The CINCO Steps to Budgeting

The “B” word can be scary. We’re talking about the word Budget. A budget can elicit a number of different feelings. Often it reminds you that you’re spending too much. Or maybe you prefer to stick your head in the sand and ignore it. Perhaps you think of a straight jacket every time you hear the “B word” because it makes you feel like you are restricted and can’t live freely. No matter how it makes you feel, the reality is…you need one. CINCO has five easy steps to follow to help you create a budget you can live with:

1) Cash Flow Monthly Budget

To start a basic monthly cash flow budget, you have to go back to basic Accounting 101 were you list all your credits on the left and your debits on the right. Under credits, any source of income (salary, tips, child support, etc.) should be listed. After you determine how much money you receive each month, your next step is to look at where your money’s going. When listing your debits, be sure to include all your expenses: mortgage/rent, utilities, groceries, dining out, gas, car payment, credit card payments, etc.

This monthly cash flow budget will help you determine precisely how much money you need each month to make ends meet.

2) The Full Budget

In order to create a full budget, take a look at your monthly budget. List each debit item according to its importance. Start with your mortgage payment/rent since you need to keep a roof over your head. Next might be your car payment so you can get back and forth to work. Continue the list in this way, ordering from most important to least important.

If you have money left over – congratulations - continue to step number 3. If you are “in the red,” you will need to start eliminating debts. Start with the last thing on your list - is it something you can eliminate from your budget? For example, if you budgeted $100 a month for dining out and entertainment, you should be willing to eliminate these from your budget until you get into the “black” again. Continue eliminating things from your list until, at the very least, you have the same amount going out as you have coming in.

Better yet, try to have more in the plus column so you can put the extra into savings.

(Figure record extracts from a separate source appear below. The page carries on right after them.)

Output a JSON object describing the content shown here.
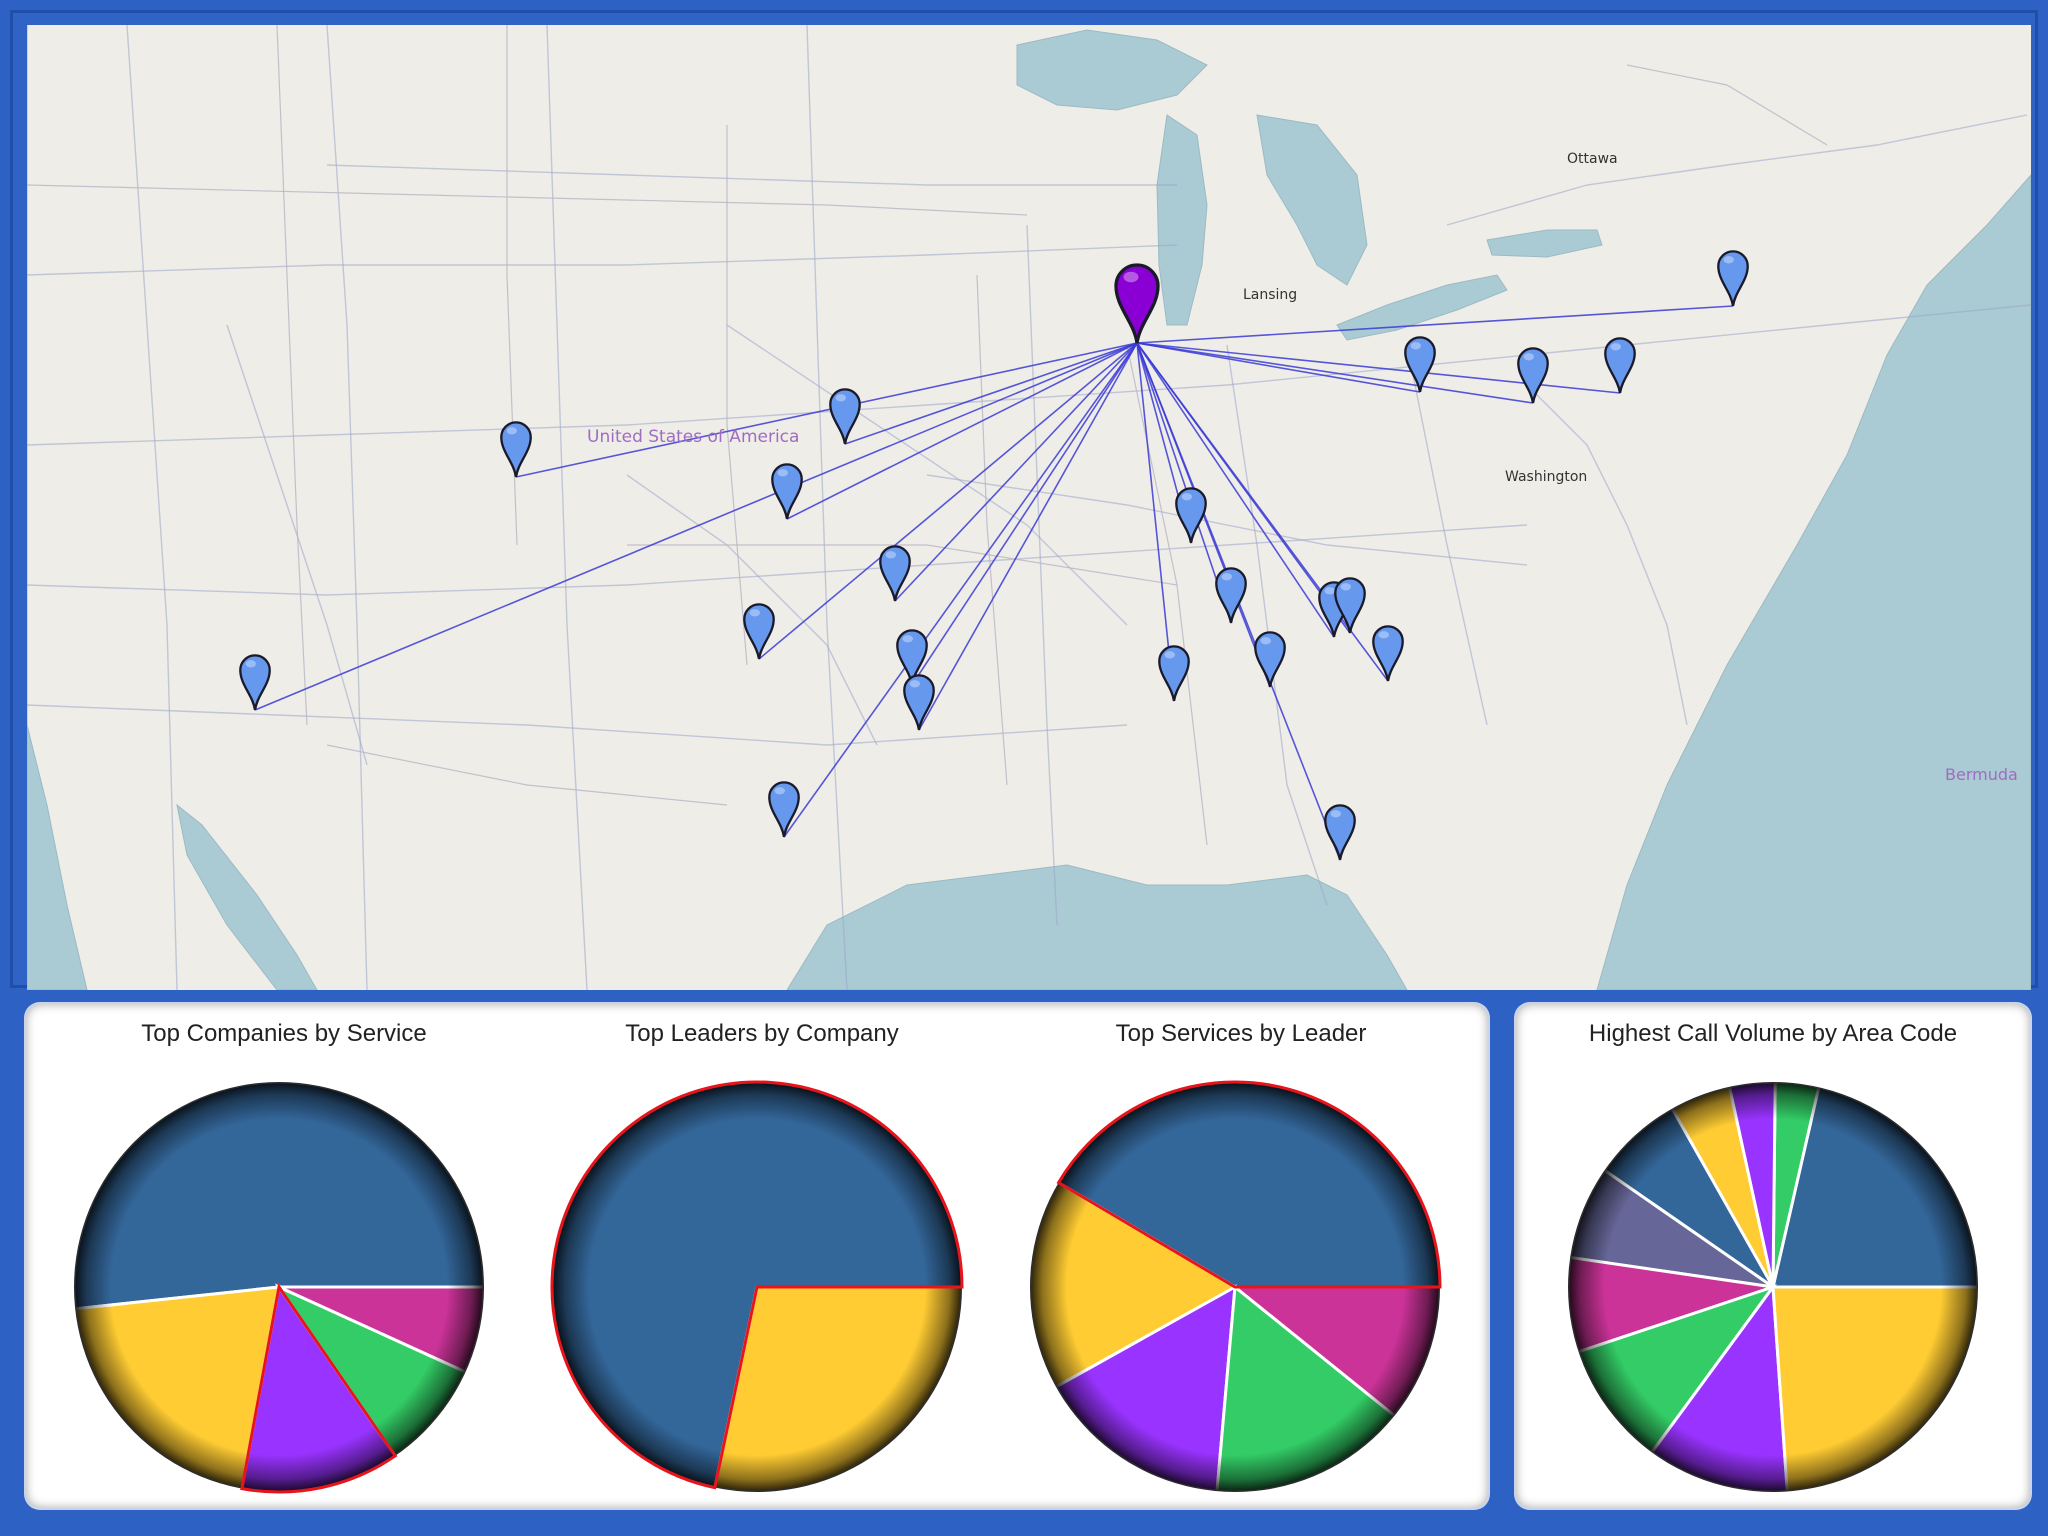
{
  "map": {
    "labels": {
      "ottawa": "Ottawa",
      "lansing": "Lansing",
      "washington": "Washington",
      "country": "United States of America",
      "bermuda": "Bermuda"
    },
    "hub_color": "#8a00d4",
    "pin_color": "#6699ee",
    "line_color": "#3b3bd6",
    "water_color": "#aacbd3",
    "land_color": "#efede8"
  },
  "charts": {
    "companies_by_service": {
      "title": "Top Companies by Service"
    },
    "leaders_by_company": {
      "title": "Top Leaders by Company"
    },
    "services_by_leader": {
      "title": "Top Services by Leader"
    },
    "call_volume_by_area_code": {
      "title": "Highest Call Volume by Area Code"
    }
  },
  "chart_data": [
    {
      "type": "pie",
      "title": "Top Companies by Service",
      "values": [
        51.7,
        20.4,
        12.5,
        8.6,
        6.8
      ],
      "colors": [
        "#336699",
        "#ffcc33",
        "#9933ff",
        "#33cc66",
        "#cc3399"
      ],
      "highlighted_index": 2
    },
    {
      "type": "pie",
      "title": "Top Leaders by Company",
      "values": [
        71.7,
        28.3
      ],
      "colors": [
        "#336699",
        "#ffcc33"
      ],
      "highlighted_index": 0
    },
    {
      "type": "pie",
      "title": "Top Services by Leader",
      "values": [
        41.5,
        16.6,
        15.5,
        15.6,
        10.8
      ],
      "colors": [
        "#336699",
        "#ffcc33",
        "#9933ff",
        "#33cc66",
        "#cc3399"
      ],
      "highlighted_index": 0
    },
    {
      "type": "pie",
      "title": "Highest Call Volume by Area Code",
      "values": [
        25.1,
        4.0,
        4.2,
        5.6,
        8.4,
        8.6,
        8.7,
        11.5,
        13.1,
        28.0
      ],
      "colors": [
        "#336699",
        "#33cc66",
        "#9933ff",
        "#ffcc33",
        "#336699",
        "#666699",
        "#cc3399",
        "#33cc66",
        "#9933ff",
        "#ffcc33"
      ],
      "highlighted_index": -1
    }
  ]
}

By setting some money aside, you will be better prepared to pay cash for any emergency that might arise. (Look at Step 4 for information about creating an emergency fund.)

3) Pay Off Debt

List your debts (not including your mortgage) from your smallest balance to your highest balance. Next to your balance list the corresponding interest rate. For example:

  • Capital One $2,612 18.99% APR
  • American Express $4,232 12.99% APR
  • MasterCard $5,562 9.99% APR

The smallest balance should be your number one priority to pay off. Pay the minimum amount on the other debts while trying to make double (or whatever amount you can afford) payments on the smallest debt. Once the smallest debt is paid off, take the same amount you used to pay it off and apply it to the next debt on your list plus the minimum amount you were paying on this debt. Do this until all your debts are paid off.

4) 3 Month Emergency Fund

Once all your debt is paid off, you should start adding the money you were using to pay off your debts to your emergency fund. This emergency fund is for those unexpected life events: loss of a job, car repairs, new roof, etc. It is not a fund to be used to buy clothes, a new car, or the new Xbox 360. It is only to be used in case of a real emergency.

Your goal is to have enough money to live on for 3 months. This 3 month reserve should keep you afloat in case you lose your job. For example, if your monthly expenses (the debits in your full budget plan) are $3000, your goal is to have $9,000.

Once you have reached the 3-month goal, take yourself out for a nice steak dinner and then shoot for 6 months. After you have 6 months worth of savings, you can start investing.

5) Review Your Budget Monthly

It is important to review your budget regularly to make sure you are staying on track. After the first month, compare the actual expenses with what you had created in your budget. This will show you where you did well and where you may need to improve. Try not to get frustrated if you didn’t stay on budget. Remember that you are changing a learned behavior and it will take time to relearn. The important thing is to keep trying each month and not to give up.